Correction upping with just two p’s.

Smileless2012 Sun 10-Nov-24 14:14:32

Thanks to you reporting the posts Babs I didn't see them but regardless of the amount or nature of their ammo, we remain unharmed by them.

DiamondLily Sun 10-Nov-24 18:02:20

As this thread is 3 years old, I think it might be best locked now. It’s obviously being used for yet another wind up. 🙄

Dajaxta Tue 18-Feb-25 19:08:38

The only atrocity I see here is this letter and your responses. Quite bluntly, I can see why you are estranged. You say in one comment? Dad, your self-reflection is not an issue because you can't see where you may have gone wrong, and in another one, you say that you tried your best, and that no one is perfect. These truistic platitudes are the problem. Saying nobody is perfect is like saying 2 + 2 = 4. It's true, but it doesn't help your case. If all your son wanted was for you to shut up and listen to his perspective, to which he is entitled, and you failed to do that, that's on you. So, here's another truism for you. You have two ears and one mouth, and your brain is bigger than all of that put together. Think before you speak and listen twice as much as you talk. I wouldn't want my children near you either. Unless you are willing to accept some responsibility, it sounds to me like you did this to yourself. If you're capable of writing this in a letter, think of what will be written in your obituary.

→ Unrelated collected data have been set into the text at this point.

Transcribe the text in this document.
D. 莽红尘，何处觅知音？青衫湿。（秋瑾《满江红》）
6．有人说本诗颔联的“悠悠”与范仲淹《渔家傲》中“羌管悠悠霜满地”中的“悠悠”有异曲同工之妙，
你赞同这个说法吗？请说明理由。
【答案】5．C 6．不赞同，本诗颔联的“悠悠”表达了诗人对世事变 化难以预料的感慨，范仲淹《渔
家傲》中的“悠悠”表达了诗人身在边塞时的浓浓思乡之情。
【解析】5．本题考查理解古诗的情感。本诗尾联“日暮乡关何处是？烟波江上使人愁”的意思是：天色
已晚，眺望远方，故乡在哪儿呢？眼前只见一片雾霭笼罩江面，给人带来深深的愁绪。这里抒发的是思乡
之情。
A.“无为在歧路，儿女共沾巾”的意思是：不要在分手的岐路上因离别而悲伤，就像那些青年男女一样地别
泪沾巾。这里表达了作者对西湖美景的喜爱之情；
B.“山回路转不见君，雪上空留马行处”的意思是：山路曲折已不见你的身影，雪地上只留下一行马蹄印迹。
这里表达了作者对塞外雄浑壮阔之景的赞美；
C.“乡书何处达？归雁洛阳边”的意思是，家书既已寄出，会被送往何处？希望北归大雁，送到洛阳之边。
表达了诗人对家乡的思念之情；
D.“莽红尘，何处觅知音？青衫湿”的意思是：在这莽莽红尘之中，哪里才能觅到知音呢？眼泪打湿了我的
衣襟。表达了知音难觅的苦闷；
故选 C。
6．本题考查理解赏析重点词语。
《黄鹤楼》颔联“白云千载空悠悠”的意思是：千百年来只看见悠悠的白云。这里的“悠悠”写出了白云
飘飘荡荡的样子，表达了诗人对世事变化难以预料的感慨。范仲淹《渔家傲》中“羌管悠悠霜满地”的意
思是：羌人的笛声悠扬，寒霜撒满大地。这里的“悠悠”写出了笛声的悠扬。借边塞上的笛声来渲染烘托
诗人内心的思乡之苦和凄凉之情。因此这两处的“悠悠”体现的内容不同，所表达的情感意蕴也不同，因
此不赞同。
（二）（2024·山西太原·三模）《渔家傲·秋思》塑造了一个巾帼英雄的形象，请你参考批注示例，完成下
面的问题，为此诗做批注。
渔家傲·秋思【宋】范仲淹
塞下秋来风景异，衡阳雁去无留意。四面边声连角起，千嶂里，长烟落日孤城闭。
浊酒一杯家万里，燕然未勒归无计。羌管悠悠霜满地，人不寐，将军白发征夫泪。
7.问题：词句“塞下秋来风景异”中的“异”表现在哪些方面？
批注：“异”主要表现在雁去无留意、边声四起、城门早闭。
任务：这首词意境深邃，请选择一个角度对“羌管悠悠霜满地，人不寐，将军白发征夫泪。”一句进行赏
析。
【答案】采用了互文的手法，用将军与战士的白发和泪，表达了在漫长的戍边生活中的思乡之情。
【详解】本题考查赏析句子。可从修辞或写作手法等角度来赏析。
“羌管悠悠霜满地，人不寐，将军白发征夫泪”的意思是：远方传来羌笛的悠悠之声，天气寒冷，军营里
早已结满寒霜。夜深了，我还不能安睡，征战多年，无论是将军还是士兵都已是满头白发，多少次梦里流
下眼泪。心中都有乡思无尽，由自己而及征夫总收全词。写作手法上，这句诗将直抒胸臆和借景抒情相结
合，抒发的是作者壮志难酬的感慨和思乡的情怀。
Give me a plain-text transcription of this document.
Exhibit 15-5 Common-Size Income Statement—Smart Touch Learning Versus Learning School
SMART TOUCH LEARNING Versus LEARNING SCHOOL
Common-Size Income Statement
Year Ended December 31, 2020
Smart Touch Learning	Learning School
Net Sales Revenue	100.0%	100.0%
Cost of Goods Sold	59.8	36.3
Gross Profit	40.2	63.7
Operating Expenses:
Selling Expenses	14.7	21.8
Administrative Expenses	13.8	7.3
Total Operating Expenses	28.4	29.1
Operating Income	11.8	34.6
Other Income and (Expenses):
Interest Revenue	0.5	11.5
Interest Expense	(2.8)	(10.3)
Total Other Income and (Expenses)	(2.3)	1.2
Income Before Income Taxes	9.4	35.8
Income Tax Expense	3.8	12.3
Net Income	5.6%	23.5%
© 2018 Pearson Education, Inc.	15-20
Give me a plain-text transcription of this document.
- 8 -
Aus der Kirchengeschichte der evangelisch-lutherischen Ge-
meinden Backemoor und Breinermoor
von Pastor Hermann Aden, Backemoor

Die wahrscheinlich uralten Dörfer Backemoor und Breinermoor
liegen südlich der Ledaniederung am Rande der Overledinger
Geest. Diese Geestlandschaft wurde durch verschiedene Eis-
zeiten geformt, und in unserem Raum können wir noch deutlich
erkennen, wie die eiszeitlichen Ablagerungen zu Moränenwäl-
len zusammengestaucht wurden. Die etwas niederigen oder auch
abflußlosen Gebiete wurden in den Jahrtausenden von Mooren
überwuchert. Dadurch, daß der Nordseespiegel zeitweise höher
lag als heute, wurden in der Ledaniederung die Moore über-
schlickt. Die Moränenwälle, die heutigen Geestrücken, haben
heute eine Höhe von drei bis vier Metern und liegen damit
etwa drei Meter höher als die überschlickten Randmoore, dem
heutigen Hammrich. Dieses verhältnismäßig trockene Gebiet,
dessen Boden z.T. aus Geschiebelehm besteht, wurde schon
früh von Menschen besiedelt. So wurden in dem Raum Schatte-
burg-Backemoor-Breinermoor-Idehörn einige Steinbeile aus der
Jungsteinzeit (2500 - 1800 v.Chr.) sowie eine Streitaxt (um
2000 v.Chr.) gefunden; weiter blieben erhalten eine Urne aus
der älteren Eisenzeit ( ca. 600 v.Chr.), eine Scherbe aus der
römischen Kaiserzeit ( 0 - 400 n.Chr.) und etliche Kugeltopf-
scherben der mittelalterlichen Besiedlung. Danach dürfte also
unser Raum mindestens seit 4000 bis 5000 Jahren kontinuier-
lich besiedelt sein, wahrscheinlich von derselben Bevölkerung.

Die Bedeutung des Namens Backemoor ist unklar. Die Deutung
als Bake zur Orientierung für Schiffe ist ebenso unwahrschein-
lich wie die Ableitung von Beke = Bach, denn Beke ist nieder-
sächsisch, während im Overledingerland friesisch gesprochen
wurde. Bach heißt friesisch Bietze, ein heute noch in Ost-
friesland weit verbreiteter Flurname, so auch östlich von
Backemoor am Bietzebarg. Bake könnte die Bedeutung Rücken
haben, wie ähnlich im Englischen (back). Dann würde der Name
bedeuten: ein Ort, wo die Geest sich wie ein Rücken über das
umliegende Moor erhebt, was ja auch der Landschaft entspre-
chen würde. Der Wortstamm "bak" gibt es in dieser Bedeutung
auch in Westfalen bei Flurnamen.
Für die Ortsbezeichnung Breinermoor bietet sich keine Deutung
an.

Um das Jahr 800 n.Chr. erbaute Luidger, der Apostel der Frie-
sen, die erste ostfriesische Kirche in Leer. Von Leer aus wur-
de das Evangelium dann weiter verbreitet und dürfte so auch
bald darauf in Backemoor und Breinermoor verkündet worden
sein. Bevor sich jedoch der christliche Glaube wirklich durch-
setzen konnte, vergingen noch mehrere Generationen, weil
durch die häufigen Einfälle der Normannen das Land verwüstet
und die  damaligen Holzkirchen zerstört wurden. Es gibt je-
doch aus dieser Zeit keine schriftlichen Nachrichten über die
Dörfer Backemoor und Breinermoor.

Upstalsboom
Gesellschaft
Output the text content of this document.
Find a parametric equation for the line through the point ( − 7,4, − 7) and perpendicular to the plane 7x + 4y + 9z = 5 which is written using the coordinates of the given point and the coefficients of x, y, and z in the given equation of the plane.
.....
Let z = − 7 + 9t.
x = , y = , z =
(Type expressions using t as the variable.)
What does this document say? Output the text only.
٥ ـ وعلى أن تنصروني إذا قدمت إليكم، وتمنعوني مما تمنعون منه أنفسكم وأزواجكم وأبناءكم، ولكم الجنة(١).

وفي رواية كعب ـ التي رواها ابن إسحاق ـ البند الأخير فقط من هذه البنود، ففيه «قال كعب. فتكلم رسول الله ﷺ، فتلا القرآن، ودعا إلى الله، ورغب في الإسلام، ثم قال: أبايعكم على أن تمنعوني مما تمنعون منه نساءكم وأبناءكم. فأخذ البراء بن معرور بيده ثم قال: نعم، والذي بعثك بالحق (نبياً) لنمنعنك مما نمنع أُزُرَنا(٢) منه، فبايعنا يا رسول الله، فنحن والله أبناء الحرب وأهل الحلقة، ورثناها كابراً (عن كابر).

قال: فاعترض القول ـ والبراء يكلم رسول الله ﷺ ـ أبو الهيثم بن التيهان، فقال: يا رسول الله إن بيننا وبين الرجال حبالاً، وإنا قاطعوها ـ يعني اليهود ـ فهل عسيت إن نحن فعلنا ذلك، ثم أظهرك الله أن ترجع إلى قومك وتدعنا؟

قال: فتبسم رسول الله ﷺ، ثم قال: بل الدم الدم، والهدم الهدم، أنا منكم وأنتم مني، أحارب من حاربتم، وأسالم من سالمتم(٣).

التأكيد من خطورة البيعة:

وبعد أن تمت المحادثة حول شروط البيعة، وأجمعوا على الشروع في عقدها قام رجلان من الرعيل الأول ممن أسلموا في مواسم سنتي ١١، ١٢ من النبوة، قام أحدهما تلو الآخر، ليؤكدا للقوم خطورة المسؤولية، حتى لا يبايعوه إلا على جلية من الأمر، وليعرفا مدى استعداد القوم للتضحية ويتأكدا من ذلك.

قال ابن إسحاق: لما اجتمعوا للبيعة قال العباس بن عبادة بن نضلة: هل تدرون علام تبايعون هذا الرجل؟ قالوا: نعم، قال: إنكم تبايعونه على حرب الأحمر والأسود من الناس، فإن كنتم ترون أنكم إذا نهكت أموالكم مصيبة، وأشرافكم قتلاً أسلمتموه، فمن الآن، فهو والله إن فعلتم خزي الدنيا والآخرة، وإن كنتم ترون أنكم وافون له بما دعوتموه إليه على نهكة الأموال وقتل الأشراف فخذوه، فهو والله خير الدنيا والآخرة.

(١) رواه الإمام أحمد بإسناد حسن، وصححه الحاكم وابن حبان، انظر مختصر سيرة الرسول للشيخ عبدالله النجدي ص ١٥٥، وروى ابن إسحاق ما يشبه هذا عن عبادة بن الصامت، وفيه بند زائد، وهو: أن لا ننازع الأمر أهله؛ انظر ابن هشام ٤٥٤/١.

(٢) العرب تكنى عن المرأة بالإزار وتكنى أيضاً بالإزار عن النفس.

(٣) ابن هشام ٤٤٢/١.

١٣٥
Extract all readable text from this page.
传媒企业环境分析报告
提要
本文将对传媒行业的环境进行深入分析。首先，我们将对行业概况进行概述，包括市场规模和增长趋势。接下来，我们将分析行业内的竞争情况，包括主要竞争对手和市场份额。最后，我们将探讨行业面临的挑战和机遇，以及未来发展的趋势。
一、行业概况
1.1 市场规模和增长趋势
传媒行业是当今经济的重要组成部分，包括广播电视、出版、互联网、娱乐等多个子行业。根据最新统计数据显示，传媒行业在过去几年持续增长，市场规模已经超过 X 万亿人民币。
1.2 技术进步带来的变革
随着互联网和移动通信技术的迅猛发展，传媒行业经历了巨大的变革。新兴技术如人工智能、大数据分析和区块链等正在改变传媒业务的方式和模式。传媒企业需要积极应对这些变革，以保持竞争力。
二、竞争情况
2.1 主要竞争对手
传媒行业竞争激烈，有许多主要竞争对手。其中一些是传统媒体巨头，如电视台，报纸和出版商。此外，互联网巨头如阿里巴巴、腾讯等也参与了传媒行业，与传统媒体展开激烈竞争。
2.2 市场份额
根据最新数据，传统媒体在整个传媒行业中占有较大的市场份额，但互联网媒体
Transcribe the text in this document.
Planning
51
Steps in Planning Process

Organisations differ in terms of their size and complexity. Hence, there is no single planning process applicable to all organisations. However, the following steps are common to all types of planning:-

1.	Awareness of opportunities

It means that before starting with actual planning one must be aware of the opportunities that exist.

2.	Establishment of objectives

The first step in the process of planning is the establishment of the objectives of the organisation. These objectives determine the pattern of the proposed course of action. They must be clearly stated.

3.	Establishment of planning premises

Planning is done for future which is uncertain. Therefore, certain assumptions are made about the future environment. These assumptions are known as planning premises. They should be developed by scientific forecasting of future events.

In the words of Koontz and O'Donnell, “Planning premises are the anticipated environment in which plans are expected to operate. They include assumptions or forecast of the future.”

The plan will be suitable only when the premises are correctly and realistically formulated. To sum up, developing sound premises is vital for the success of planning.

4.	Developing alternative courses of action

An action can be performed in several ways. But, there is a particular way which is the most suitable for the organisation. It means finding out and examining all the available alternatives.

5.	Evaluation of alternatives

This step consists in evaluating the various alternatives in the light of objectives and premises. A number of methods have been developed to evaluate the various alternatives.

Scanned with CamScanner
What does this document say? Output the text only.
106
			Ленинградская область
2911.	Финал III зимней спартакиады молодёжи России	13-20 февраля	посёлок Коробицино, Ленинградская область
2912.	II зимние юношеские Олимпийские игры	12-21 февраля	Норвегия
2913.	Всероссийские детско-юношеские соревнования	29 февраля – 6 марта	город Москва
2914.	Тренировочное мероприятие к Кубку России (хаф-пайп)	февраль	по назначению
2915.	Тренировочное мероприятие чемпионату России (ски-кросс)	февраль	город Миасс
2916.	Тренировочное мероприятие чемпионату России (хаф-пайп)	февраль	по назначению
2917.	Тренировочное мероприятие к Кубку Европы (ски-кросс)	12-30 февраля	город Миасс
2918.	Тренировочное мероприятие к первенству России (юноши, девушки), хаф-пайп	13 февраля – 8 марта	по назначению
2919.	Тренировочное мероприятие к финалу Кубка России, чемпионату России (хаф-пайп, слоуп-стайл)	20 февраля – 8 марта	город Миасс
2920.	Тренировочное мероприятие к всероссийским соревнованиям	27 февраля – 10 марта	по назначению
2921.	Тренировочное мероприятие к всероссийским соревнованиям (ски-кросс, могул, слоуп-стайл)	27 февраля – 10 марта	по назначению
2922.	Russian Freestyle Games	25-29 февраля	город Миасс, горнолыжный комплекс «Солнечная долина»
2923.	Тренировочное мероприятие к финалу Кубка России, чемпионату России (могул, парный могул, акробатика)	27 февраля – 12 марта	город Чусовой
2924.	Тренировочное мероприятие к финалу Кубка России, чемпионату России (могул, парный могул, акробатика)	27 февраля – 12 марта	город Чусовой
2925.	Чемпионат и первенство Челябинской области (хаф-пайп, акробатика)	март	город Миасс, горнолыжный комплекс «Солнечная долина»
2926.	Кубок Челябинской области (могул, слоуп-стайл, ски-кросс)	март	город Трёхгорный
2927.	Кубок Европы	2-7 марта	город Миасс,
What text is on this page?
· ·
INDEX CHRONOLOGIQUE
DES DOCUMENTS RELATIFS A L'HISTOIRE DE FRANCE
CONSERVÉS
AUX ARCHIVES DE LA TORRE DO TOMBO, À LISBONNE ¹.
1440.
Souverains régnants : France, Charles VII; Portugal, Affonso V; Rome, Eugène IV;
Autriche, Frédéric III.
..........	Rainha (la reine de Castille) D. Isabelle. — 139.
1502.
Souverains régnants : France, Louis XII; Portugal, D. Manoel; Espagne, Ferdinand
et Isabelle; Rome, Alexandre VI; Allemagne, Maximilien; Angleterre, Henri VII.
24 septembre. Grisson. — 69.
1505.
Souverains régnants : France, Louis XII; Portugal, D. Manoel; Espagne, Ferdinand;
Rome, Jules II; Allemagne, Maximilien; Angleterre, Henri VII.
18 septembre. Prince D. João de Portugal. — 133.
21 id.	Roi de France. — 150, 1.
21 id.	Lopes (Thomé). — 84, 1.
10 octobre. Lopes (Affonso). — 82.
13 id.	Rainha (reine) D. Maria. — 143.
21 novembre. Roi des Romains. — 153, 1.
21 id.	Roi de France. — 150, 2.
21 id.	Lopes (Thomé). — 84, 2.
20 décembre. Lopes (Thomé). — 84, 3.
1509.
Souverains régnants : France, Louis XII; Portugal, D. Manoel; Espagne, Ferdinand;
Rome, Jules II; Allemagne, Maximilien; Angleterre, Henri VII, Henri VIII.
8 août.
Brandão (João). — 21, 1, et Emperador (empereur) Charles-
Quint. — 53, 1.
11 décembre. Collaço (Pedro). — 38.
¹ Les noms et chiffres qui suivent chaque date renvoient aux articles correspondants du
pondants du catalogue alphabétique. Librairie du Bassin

Smileless2012 Tue 18-Feb-25 19:44:20

An unnecessarily unpleasant post Dajaxta but thankfully as this thread was started over 3 years ago it's extremely unlikely that the OP will read it.

DiamondLily Wed 19-Feb-25 07:38:20

Dajaxta

The only atrocity I see here is this letter and your responses. Quite bluntly, I can see why you are estranged. You say in one comment? Dad, your self-reflection is not an issue because you can't see where you may have gone wrong, and in another one, you say that you tried your best, and that no one is perfect. These truistic platitudes are the problem. Saying nobody is perfect is like saying 2 + 2 = 4. It's true, but it doesn't help your case. If all your son wanted was for you to shut up and listen to his perspective, to which he is entitled, and you failed to do that, that's on you. So, here's another truism for you. You have two ears and one mouth, and your brain is bigger than all of that put together. Think before you speak and listen twice as much as you talk. I wouldn't want my children near you either. Unless you are willing to accept some responsibility, it sounds to me like you did this to yourself. If you're capable of writing this in a letter, think of what will be written in your obituary.

There’s another truism that perhaps you should employ, and then adding some empathy to it.

“Best engage your brain before using your mouth/keyboard”.

Try it. 👍

Your post was unpleasant for the sake of it. 🤷‍♀️. Luckily, the OP has long gone.